FedEx (FDX +15%) saw a significant increase after closing FY24 on a high note. The company posted a solid Q4 beat on EPS, with revenue rising 0.8% year-over-year to $22.11 billion, surpassing expectations. This marks the first year-over-year revenue growth after six consecutive quarters of declines and eight straight top-line misses.
- FDX acknowledged a challenging demand environment in FY24 but focused on controllable factors, achieving full-year adjusted earnings at the higher end of its guidance range, up 19% year-over-year, despite lower revenue compared to initial growth expectations. Q4 showed modest yield improvement and volume stabilization across segments, though demand has yet to notably increase.
- In Q4, FedEx Express segment revenue remained flat year-over-year at $10.42 billion. FedEx Ground segment revenue rose 2.4% to $8.49 billion, and FedEx Freight segment revenue increased 1.6% to $2.31 billion. Ground delivered its highest adjusted operating income in company history for both Q4 and the full year.

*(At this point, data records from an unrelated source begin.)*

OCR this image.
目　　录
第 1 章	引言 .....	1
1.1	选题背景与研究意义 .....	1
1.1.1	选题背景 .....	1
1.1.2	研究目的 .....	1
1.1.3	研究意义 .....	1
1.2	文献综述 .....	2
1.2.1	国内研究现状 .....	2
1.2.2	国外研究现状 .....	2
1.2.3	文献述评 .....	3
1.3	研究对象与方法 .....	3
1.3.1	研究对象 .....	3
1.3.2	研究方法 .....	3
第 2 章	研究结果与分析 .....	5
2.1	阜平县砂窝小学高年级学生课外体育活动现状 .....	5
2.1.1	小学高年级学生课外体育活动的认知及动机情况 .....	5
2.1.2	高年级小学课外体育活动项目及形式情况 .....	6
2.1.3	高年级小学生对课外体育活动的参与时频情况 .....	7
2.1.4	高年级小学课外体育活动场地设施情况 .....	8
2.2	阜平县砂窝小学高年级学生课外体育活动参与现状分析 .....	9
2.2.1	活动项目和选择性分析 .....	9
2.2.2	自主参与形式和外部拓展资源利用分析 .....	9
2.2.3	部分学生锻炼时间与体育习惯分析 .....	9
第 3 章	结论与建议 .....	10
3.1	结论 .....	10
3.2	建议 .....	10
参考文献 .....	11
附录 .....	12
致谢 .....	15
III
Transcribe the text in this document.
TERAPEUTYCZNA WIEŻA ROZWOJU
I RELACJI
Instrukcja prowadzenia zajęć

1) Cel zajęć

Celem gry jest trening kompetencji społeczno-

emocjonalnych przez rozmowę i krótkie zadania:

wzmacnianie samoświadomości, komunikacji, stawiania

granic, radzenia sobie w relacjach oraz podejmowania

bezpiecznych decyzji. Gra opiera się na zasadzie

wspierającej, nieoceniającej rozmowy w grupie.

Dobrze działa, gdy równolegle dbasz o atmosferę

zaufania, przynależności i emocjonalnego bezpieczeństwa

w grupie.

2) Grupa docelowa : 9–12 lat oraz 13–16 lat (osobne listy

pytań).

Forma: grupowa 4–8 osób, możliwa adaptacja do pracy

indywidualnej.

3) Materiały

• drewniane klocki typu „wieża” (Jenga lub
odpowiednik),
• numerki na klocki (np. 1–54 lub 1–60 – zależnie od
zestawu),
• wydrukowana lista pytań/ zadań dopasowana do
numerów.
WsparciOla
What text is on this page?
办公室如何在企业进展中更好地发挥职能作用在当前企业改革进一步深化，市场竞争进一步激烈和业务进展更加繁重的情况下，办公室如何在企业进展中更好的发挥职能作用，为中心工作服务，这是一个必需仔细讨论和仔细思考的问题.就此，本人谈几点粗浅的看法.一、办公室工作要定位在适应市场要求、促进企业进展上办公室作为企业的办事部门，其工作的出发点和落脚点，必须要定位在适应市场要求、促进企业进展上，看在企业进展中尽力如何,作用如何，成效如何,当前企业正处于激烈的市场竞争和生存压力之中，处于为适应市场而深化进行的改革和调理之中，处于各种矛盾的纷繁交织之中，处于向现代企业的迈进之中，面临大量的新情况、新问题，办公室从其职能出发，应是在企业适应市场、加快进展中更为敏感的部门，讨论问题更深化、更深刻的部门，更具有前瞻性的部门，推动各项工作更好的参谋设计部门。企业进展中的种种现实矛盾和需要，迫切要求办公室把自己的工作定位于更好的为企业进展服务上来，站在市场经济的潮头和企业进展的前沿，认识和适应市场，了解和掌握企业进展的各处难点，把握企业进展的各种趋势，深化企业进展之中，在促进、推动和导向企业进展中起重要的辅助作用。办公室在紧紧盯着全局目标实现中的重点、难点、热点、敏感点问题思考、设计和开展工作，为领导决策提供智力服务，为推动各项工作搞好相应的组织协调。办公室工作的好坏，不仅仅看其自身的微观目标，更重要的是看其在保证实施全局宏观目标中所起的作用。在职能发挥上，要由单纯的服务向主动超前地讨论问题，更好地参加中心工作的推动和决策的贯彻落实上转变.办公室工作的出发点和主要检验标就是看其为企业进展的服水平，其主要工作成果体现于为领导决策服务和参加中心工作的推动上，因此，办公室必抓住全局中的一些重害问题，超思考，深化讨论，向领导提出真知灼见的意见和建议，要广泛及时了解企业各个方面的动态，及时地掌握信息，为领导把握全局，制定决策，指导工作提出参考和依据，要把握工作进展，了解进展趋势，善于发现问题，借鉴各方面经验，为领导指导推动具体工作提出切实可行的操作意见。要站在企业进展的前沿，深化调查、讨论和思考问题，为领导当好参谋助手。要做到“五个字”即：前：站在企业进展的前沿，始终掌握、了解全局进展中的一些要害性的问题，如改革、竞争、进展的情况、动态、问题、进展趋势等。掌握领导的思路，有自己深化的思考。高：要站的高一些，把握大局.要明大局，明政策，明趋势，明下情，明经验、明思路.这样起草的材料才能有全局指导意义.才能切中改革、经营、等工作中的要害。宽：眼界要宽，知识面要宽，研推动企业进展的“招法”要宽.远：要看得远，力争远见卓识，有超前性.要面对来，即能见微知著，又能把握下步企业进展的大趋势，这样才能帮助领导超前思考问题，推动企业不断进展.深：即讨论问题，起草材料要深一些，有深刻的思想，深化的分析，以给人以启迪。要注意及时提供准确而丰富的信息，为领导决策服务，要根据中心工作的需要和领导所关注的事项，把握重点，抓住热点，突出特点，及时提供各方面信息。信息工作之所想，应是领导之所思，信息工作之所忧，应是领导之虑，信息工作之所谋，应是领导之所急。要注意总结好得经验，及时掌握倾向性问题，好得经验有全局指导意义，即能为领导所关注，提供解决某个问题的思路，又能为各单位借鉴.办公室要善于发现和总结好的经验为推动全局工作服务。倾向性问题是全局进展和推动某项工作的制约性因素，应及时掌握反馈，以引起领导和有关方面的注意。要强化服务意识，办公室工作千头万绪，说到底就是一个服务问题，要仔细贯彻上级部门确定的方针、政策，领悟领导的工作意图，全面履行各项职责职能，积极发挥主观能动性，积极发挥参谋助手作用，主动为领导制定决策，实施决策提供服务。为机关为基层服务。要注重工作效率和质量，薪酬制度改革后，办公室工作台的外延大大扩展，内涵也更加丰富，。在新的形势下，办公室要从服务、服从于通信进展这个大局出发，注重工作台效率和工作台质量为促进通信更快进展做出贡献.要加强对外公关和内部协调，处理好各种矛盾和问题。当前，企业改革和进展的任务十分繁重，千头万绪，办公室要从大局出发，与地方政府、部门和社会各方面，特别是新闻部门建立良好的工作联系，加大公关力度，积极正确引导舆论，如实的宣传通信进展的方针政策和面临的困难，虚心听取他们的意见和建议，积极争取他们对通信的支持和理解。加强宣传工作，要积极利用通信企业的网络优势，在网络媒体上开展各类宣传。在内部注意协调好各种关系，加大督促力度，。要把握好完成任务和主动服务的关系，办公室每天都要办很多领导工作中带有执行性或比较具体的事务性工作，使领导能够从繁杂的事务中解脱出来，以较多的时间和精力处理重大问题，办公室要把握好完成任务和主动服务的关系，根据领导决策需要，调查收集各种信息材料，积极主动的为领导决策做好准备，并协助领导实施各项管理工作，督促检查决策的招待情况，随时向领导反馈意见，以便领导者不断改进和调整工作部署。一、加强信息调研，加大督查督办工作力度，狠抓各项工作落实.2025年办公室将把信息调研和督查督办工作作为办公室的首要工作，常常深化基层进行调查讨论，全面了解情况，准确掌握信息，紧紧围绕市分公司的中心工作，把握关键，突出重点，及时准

Despite significant demand weakness, Freight's Q4 operating income increased. Adjusted Express operating margin improved sequentially but declined year-over-year as expected.
- For FY25, FDX projects adjusted EPS of $20.00-22.00 with revenue growing in the low-to-mid single digits, aligning with +3.2% analyst expectations. Revenue growth is anticipated to be driven by improving trends in US domestic parcel and international export demand. FY25 yields are expected to benefit from improved base rates and increased fuel surcharges. FDX anticipates a competitive but rational pricing environment.
- FDX expects the demand environment to moderately improve throughout FY25. US domestic parcel and LTL volumes are projected to increase year-over-year as the year progresses. International air cargo demand from Asia accelerated in early May and is stronger than previously expected. Shippers are facing tightened capacity in both air and sea freight services.
- The contract with the US Postal Service will expire on September 29. Until then, FDX expects volumes to remain near contract minimums, consistent with Q4.
- FDX announced it is working with outside advisors to assess FedEx Freight, with completion expected by the end of the calendar year. Despite significant demand weakness in Q4, Freight, its smallest segment, saw a 5.7% revenue decline in FY24 but maintained the highest operating margin at 20%, compared to 11.8% for Ground and 1.9% for Express. A potential sale could boost growth but impact margins.
Overall, investors are optimistic about FedEx's Q4 performance and FY25 outlook. The return to year-over-year revenue growth and positive revenue results were well-received. Although demand remains a challenge, the expectation of a moderately improving demand environment is encouraging. Additionally, the review and potential sale of the Freight segment are seen positively by investors.